Getting to like you,
Getting to hope you like me.
In this walk down the self-improvement path, one of the necessary guideposts is self-awareness. If you don’t have basic self-awareness, how do you know what to improve or how to go about improving?
Getting to know me
Let’s change those lyrics and sing:
Getting to know me,
Getting to know all about me.
Getting to like me,
Getting to hope I like me.
Sometimes we live in something of a coma, going through our days by rote. It’s time to wake up and smell the coffee, the roses, the whatever. Pay attention. Become aware of what’s happening around you and what’s happening within you. This will give you some clues about who you are and where you need to put your focus.
Pay attention to your words, remarks and stories
Are your stories a true narrative or are they way you wish things were? What do you keep telling over and over? Is there a theme? Do you have to interrupt other people’s stories to tell your own? How often do you hear yourself saying words like “can’t,” “won’t,” “don’t,” “shouldn’t,” “wouldn’t” and other negatives? Pay close attention to your words and stories and learn everything you can about yourself.
How do you handle someone else’s “no?”
Do you take it personally and wonder “What’s the matter with me?” Or do you understand that there may be a reason why “yes” just can’t work right now? How does “no” make you feel? Are you able to say “no” when that is the best response for you at the time? Can you say it graciously?

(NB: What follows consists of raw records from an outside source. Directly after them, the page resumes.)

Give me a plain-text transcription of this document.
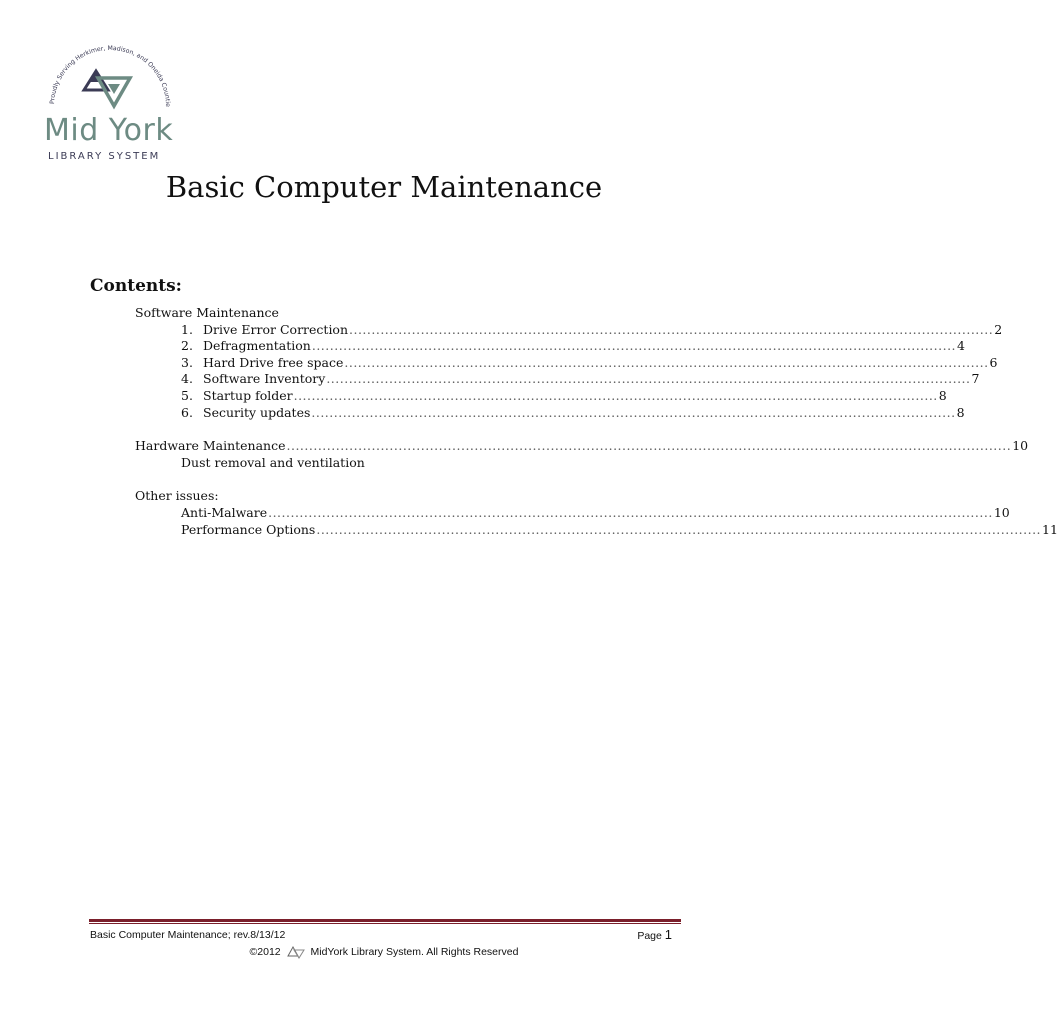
Proudly Serving Herkimer, Madison, and Oneida Countie
Mid York
LIBRARY SYSTEM
Basic Computer Maintenance
Contents:
Software Maintenance
1. Drive Error Correction ................................................................................................................................................ 2
2. Defragmentation ................................................................................................................................................ 4
3. Hard Drive free space ................................................................................................................................................ 6
4. Software Inventory ................................................................................................................................................ 7
5. Startup folder ................................................................................................................................................ 8
6. Security updates ................................................................................................................................................ 8
Hardware Maintenance .................................................................................................................................................................. 10
Dust removal and ventilation
Other issues:
Anti-Malware .................................................................................................................................................................. 10
Performance Options .................................................................................................................................................................. 11
Basic Computer Maintenance; rev.8/13/12	Page 1
©2012	MidYork Library System. All Rights Reserved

Know what your strengths and weakness are
If you don’t know how to go about doing this go to http://www.authentichappiness.sas.upenn.edu/Default.aspx and complete their questionnaires, especially the “Brief Strength Test.”You can also sit quietly and reflect on what you love doing the most, what people ask you to do for them, what you seem to excel in doing. Are you a great listener? A good friend? Are you a hard worker?
What is important to you?
What are your priorities? I don’t mean the things you tell people are important to you but what your actions say are important to you. For example, if you say meditation is important to you, how often and when do you meditate? If you say it’s important but you never get around to doing it, how important is it really? If you say helping people is important to you and you never help anyone because you’re too busy, it really important to you? What do your actions say your priorities are? What do you spend the most time and money on?
How do you affect other people?
Are you aware of their response? Do you see them yawning when you tell your story? Perhaps you notice that they tense up when you ask questions. Do they smile warmly when they see you? Can you manage your energy so your negative mood doesn’t affect others? Do people feel better after they spent time with you?
What makes you happy?
What really “floats your boat?” Completing the sentence “I am the happiest when_____________” is a good place to start. Just keep repeating it until you can’t think of anything else then ponder the answers. Is your attitude one of general happiness or are you always looking for something outside yourself to make you feel happy?
Getting acquainted with yourself may be one of the best things you can do for yourself. You may find out that you are one of the most delightful people you know.